# Pyrantel Pamoate Kills Planaria?



## Gordonrichards (Apr 28, 2009)

Hi, picked up some Pyrantel Pamoate from the store, 2 tablets are in the package. Will this kill the planaria in my shrimp tanks without killing my shrimps?

I realize that I would only be adding a small amount every week or so till I see no more.

Is this correct, or should I be using a different type of worm killer.

This is a Hartz product.


----------



## Seattle_Aquarist (Mar 7, 2008)

Hi Gordonrichards,

This is what worked for me when I had planaria in my shrimp tank.
http://www.aquaticplantcentral.com/forumapc/library/52784-planaria-hydra-elimination-shrimp-tanks.html


----------



## DrEd (May 5, 2009)

You don't need to kill all those worms (or you can't kill all of them). Just reduce the amount of food and they'll eventually disappear (or difficult to find). Good luck.


----------



## Gordonrichards (Apr 28, 2009)

Thanks Seattle, I picked up some fenbendazole. Going to use it in one of my tanks, if successful I'll put it in my others!


----------



## dodohead (Dec 2, 2009)

how did the worm meds work on the planaria? i have some in my tank, i know theyre not bad, but theyre so ugly. im a little worried to use meds in my blue tiger shrimp tank =T


----------



## CRS Fan (Nov 25, 2008)

Panacur (Fenbendazole) works well especially in the liquid suspension form. The powdered type is extremely difficult to dissolve in solution and is messy. I dosed 1.5 ml per 15 gallons.The suspension usually is crystal clear after a 6 - 8 hour period.

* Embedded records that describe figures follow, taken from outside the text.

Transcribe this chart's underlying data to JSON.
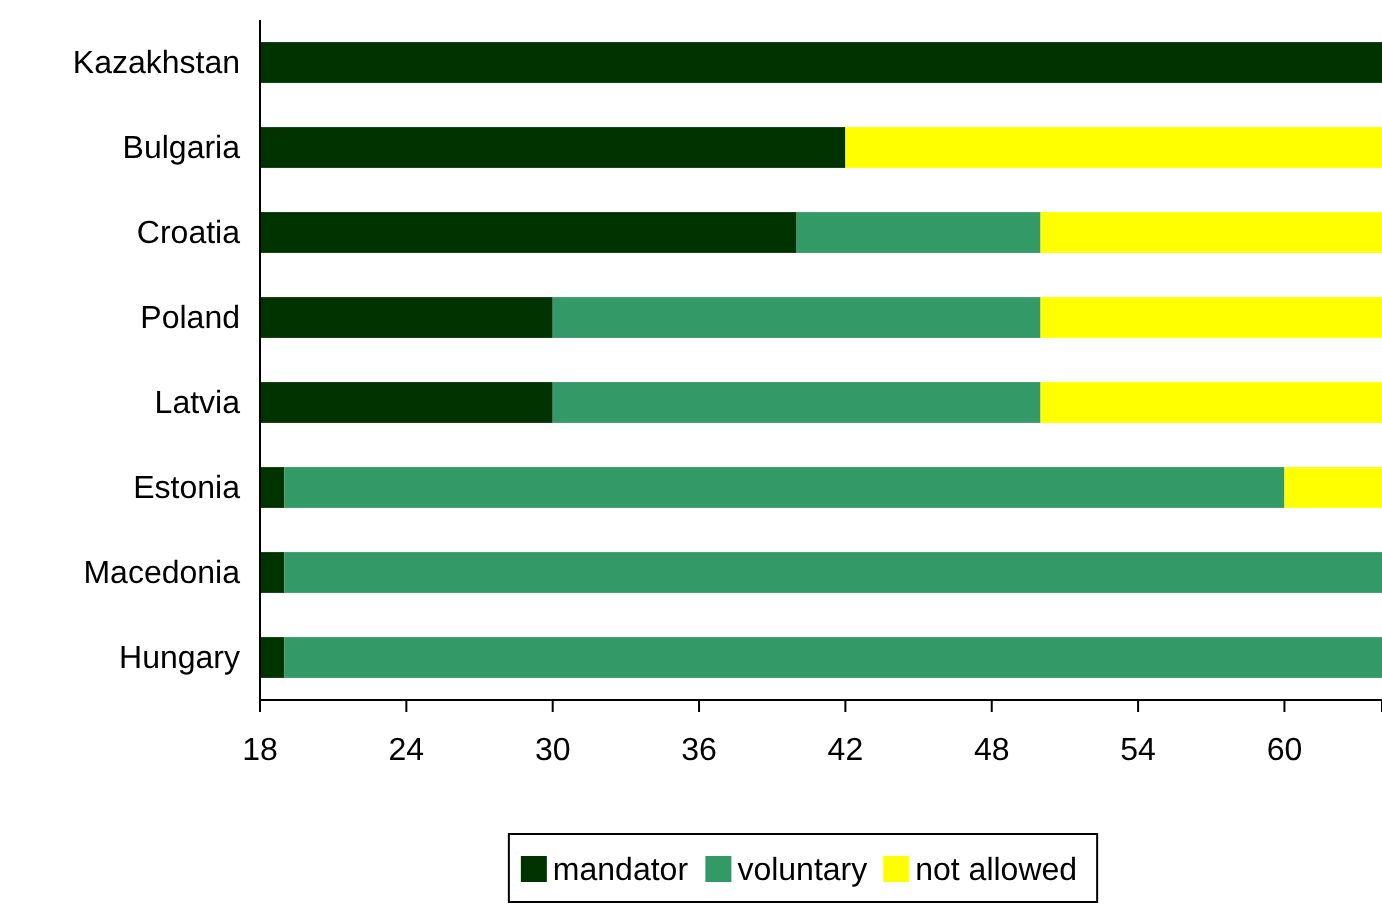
{
  "chart_data": {
    "type": "bar",
    "orientation": "horizontal",
    "categories": [
      "Kazakhstan",
      "Bulgaria",
      "Croatia",
      "Poland",
      "Latvia",
      "Estonia",
      "Macedonia",
      "Hungary"
    ],
    "series": [
      {
        "name": "mandator",
        "color": "#003300",
        "base": [
          18,
          18,
          18,
          18,
          18,
          18,
          18,
          18
        ],
        "values": [
          46,
          24,
          22,
          12,
          12,
          1,
          1,
          1
        ]
      },
      {
        "name": "voluntary",
        "color": "#339966",
        "base": [
          null,
          null,
          40,
          30,
          30,
          19,
          19,
          19
        ],
        "values": [
          null,
          null,
          10,
          20,
          20,
          41,
          45,
          45
        ]
      },
      {
        "name": "not allowed",
        "color": "#ffff00",
        "base": [
          null,
          42,
          50,
          50,
          50,
          60,
          null,
          null
        ],
        "values": [
          null,
          22,
          14,
          14,
          14,
          4,
          null,
          null
        ]
      }
    ],
    "xlim": [
      18,
      64
    ],
    "xticks": [
      18,
      24,
      30,
      36,
      42,
      48,
      54,
      60
    ],
    "grid": false,
    "legend": "bottom"
  }
}
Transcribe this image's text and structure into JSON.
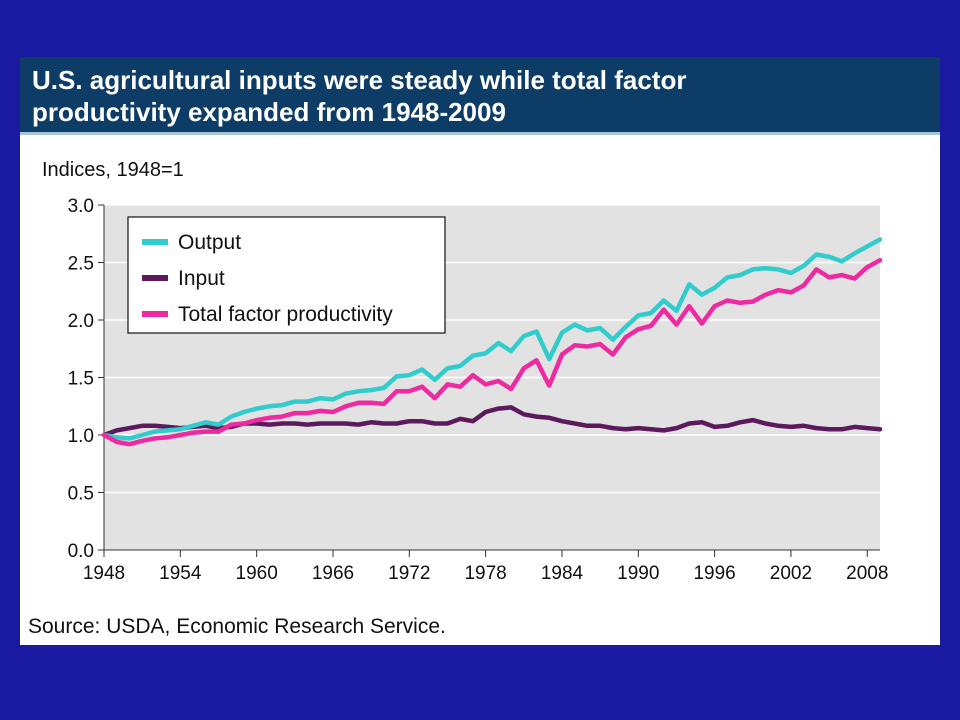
{
  "title_lines": [
    "U.S. agricultural inputs were steady while total factor",
    "productivity expanded from 1948-2009"
  ],
  "source": "Source: USDA, Economic Research Service.",
  "colors": {
    "background": "#1a1aa0",
    "title_bar": "#0d3d66",
    "plot_area": "#e2e2e2",
    "output": "#33cccc",
    "input": "#5c1a5c",
    "tfp": "#ee2aa0"
  },
  "chart_data": {
    "type": "line",
    "title": "U.S. agricultural inputs were steady while total factor productivity expanded from 1948-2009",
    "ylabel": "Indices, 1948=1",
    "xlabel": "",
    "xlim": [
      1948,
      2009
    ],
    "ylim": [
      0,
      3
    ],
    "grid": true,
    "legend_position": "top-left",
    "x_ticks": [
      "1948",
      "1954",
      "1960",
      "1966",
      "1972",
      "1978",
      "1984",
      "1990",
      "1996",
      "2002",
      "2008"
    ],
    "y_ticks": [
      "0.0",
      "0.5",
      "1.0",
      "1.5",
      "2.0",
      "2.5",
      "3.0"
    ],
    "x": [
      1948,
      1949,
      1950,
      1951,
      1952,
      1953,
      1954,
      1955,
      1956,
      1957,
      1958,
      1959,
      1960,
      1961,
      1962,
      1963,
      1964,
      1965,
      1966,
      1967,
      1968,
      1969,
      1970,
      1971,
      1972,
      1973,
      1974,
      1975,
      1976,
      1977,
      1978,
      1979,
      1980,
      1981,
      1982,
      1983,
      1984,
      1985,
      1986,
      1987,
      1988,
      1989,
      1990,
      1991,
      1992,
      1993,
      1994,
      1995,
      1996,
      1997,
      1998,
      1999,
      2000,
      2001,
      2002,
      2003,
      2004,
      2005,
      2006,
      2007,
      2008,
      2009
    ],
    "series": [
      {
        "name": "Output",
        "color": "#33cccc",
        "values": [
          1.0,
          0.98,
          0.97,
          1.0,
          1.03,
          1.04,
          1.05,
          1.08,
          1.11,
          1.09,
          1.16,
          1.2,
          1.23,
          1.25,
          1.26,
          1.29,
          1.29,
          1.32,
          1.31,
          1.36,
          1.38,
          1.39,
          1.41,
          1.51,
          1.52,
          1.57,
          1.48,
          1.58,
          1.6,
          1.69,
          1.71,
          1.8,
          1.73,
          1.86,
          1.9,
          1.66,
          1.89,
          1.96,
          1.91,
          1.93,
          1.83,
          1.94,
          2.04,
          2.06,
          2.17,
          2.08,
          2.31,
          2.22,
          2.28,
          2.37,
          2.39,
          2.44,
          2.45,
          2.44,
          2.41,
          2.47,
          2.57,
          2.55,
          2.51,
          2.58,
          2.64,
          2.7
        ]
      },
      {
        "name": "Input",
        "color": "#5c1a5c",
        "values": [
          1.0,
          1.04,
          1.06,
          1.08,
          1.08,
          1.07,
          1.06,
          1.07,
          1.08,
          1.06,
          1.07,
          1.1,
          1.1,
          1.09,
          1.1,
          1.1,
          1.09,
          1.1,
          1.1,
          1.1,
          1.09,
          1.11,
          1.1,
          1.1,
          1.12,
          1.12,
          1.1,
          1.1,
          1.14,
          1.12,
          1.2,
          1.23,
          1.24,
          1.18,
          1.16,
          1.15,
          1.12,
          1.1,
          1.08,
          1.08,
          1.06,
          1.05,
          1.06,
          1.05,
          1.04,
          1.06,
          1.1,
          1.11,
          1.07,
          1.08,
          1.11,
          1.13,
          1.1,
          1.08,
          1.07,
          1.08,
          1.06,
          1.05,
          1.05,
          1.07,
          1.06,
          1.05
        ]
      },
      {
        "name": "Total factor productivity",
        "color": "#ee2aa0",
        "values": [
          1.0,
          0.94,
          0.92,
          0.95,
          0.97,
          0.98,
          1.0,
          1.02,
          1.03,
          1.03,
          1.09,
          1.1,
          1.13,
          1.15,
          1.16,
          1.19,
          1.19,
          1.21,
          1.2,
          1.25,
          1.28,
          1.28,
          1.27,
          1.38,
          1.38,
          1.42,
          1.32,
          1.44,
          1.42,
          1.52,
          1.44,
          1.47,
          1.4,
          1.58,
          1.65,
          1.43,
          1.7,
          1.78,
          1.77,
          1.79,
          1.7,
          1.85,
          1.92,
          1.95,
          2.09,
          1.96,
          2.12,
          1.97,
          2.12,
          2.17,
          2.15,
          2.16,
          2.22,
          2.26,
          2.24,
          2.3,
          2.44,
          2.37,
          2.39,
          2.36,
          2.46,
          2.52
        ]
      }
    ]
  }
}
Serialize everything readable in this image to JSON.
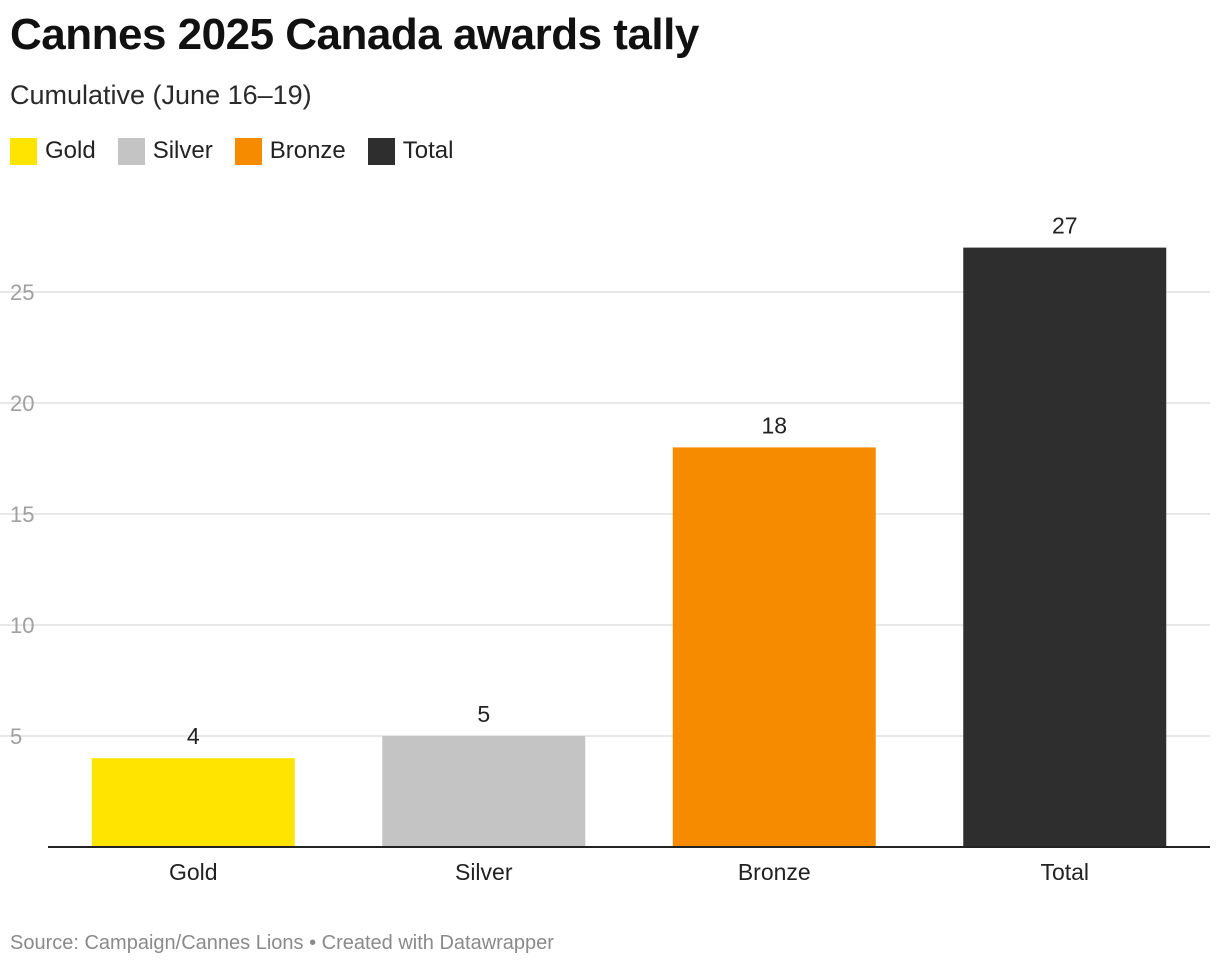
{
  "chart_data": {
    "type": "bar",
    "title": "Cannes 2025 Canada awards tally",
    "subtitle": "Cumulative (June 16–19)",
    "categories": [
      "Gold",
      "Silver",
      "Bronze",
      "Total"
    ],
    "values": [
      4,
      5,
      18,
      27
    ],
    "colors": [
      "#FFE400",
      "#C4C4C4",
      "#F78B00",
      "#2E2E2E"
    ],
    "legend": [
      {
        "label": "Gold",
        "color": "#FFE400"
      },
      {
        "label": "Silver",
        "color": "#C4C4C4"
      },
      {
        "label": "Bronze",
        "color": "#F78B00"
      },
      {
        "label": "Total",
        "color": "#2E2E2E"
      }
    ],
    "legend_position": "top-left",
    "yticks": [
      5,
      10,
      15,
      20,
      25
    ],
    "ylim": [
      0,
      27
    ],
    "grid": true,
    "xlabel": "",
    "ylabel": ""
  },
  "footer": {
    "text": "Source: Campaign/Cannes Lions • Created with Datawrapper"
  }
}
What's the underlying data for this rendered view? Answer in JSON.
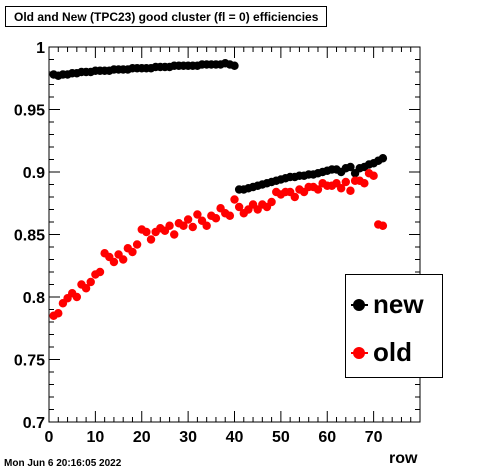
{
  "title": "Old and New (TPC23) good cluster (fl = 0) efficiencies",
  "timestamp": "Mon Jun  6 20:16:05 2022",
  "colors": {
    "new": "#000000",
    "old": "#ff0000",
    "frame": "#000000"
  },
  "chart_data": {
    "type": "scatter",
    "xlabel": "row",
    "ylabel": "",
    "xlim": [
      0,
      80
    ],
    "ylim": [
      0.7,
      1.0
    ],
    "x_ticks": [
      0,
      10,
      20,
      30,
      40,
      50,
      60,
      70
    ],
    "y_ticks": [
      0.7,
      0.75,
      0.8,
      0.85,
      0.9,
      0.95,
      1
    ],
    "y_tick_labels": [
      "0.7",
      "0.75",
      "0.8",
      "0.85",
      "0.9",
      "0.95",
      "1"
    ],
    "legend_position": "bottom-right",
    "series": [
      {
        "name": "new",
        "x": [
          1,
          2,
          3,
          4,
          5,
          6,
          7,
          8,
          9,
          10,
          11,
          12,
          13,
          14,
          15,
          16,
          17,
          18,
          19,
          20,
          21,
          22,
          23,
          24,
          25,
          26,
          27,
          28,
          29,
          30,
          31,
          32,
          33,
          34,
          35,
          36,
          37,
          38,
          39,
          40,
          41,
          42,
          43,
          44,
          45,
          46,
          47,
          48,
          49,
          50,
          51,
          52,
          53,
          54,
          55,
          56,
          57,
          58,
          59,
          60,
          61,
          62,
          63,
          64,
          65,
          66,
          67,
          68,
          69,
          70,
          71,
          72
        ],
        "y": [
          0.978,
          0.977,
          0.978,
          0.978,
          0.979,
          0.979,
          0.98,
          0.98,
          0.98,
          0.981,
          0.981,
          0.981,
          0.981,
          0.982,
          0.982,
          0.982,
          0.982,
          0.983,
          0.983,
          0.983,
          0.983,
          0.983,
          0.984,
          0.984,
          0.984,
          0.984,
          0.985,
          0.985,
          0.985,
          0.985,
          0.985,
          0.985,
          0.986,
          0.986,
          0.986,
          0.986,
          0.986,
          0.987,
          0.986,
          0.985,
          0.886,
          0.886,
          0.887,
          0.888,
          0.889,
          0.89,
          0.891,
          0.892,
          0.893,
          0.894,
          0.895,
          0.896,
          0.896,
          0.897,
          0.897,
          0.898,
          0.898,
          0.899,
          0.9,
          0.901,
          0.902,
          0.902,
          0.9,
          0.903,
          0.904,
          0.899,
          0.903,
          0.904,
          0.906,
          0.907,
          0.909,
          0.911
        ]
      },
      {
        "name": "old",
        "x": [
          1,
          2,
          3,
          4,
          5,
          6,
          7,
          8,
          9,
          10,
          11,
          12,
          13,
          14,
          15,
          16,
          17,
          18,
          19,
          20,
          21,
          22,
          23,
          24,
          25,
          26,
          27,
          28,
          29,
          30,
          31,
          32,
          33,
          34,
          35,
          36,
          37,
          38,
          39,
          40,
          41,
          42,
          43,
          44,
          45,
          46,
          47,
          48,
          49,
          50,
          51,
          52,
          53,
          54,
          55,
          56,
          57,
          58,
          59,
          60,
          61,
          62,
          63,
          64,
          65,
          66,
          67,
          68,
          69,
          70,
          71,
          72
        ],
        "y": [
          0.785,
          0.787,
          0.795,
          0.799,
          0.803,
          0.8,
          0.81,
          0.807,
          0.812,
          0.818,
          0.82,
          0.835,
          0.832,
          0.828,
          0.834,
          0.83,
          0.839,
          0.836,
          0.842,
          0.854,
          0.852,
          0.846,
          0.852,
          0.855,
          0.853,
          0.857,
          0.85,
          0.859,
          0.857,
          0.862,
          0.856,
          0.866,
          0.861,
          0.857,
          0.865,
          0.863,
          0.871,
          0.867,
          0.865,
          0.878,
          0.872,
          0.867,
          0.87,
          0.874,
          0.87,
          0.874,
          0.872,
          0.876,
          0.884,
          0.882,
          0.884,
          0.884,
          0.88,
          0.886,
          0.884,
          0.888,
          0.888,
          0.886,
          0.891,
          0.889,
          0.889,
          0.891,
          0.887,
          0.892,
          0.885,
          0.893,
          0.893,
          0.891,
          0.899,
          0.897,
          0.858,
          0.857
        ]
      }
    ]
  }
}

I dosed 48 hours apart in a 15 gallon high tech planted Blue pearl tank with no casualties.

Please note: Apple, Nerite, and Tylo snails will be killed by this treatment. Ramshorn, Pond, and Trumpet snails are not affected.

Another good product is No Planaria. It is a palm extract in a powdered form and will not affect any snail types.

Good Luck,

Stuart


----------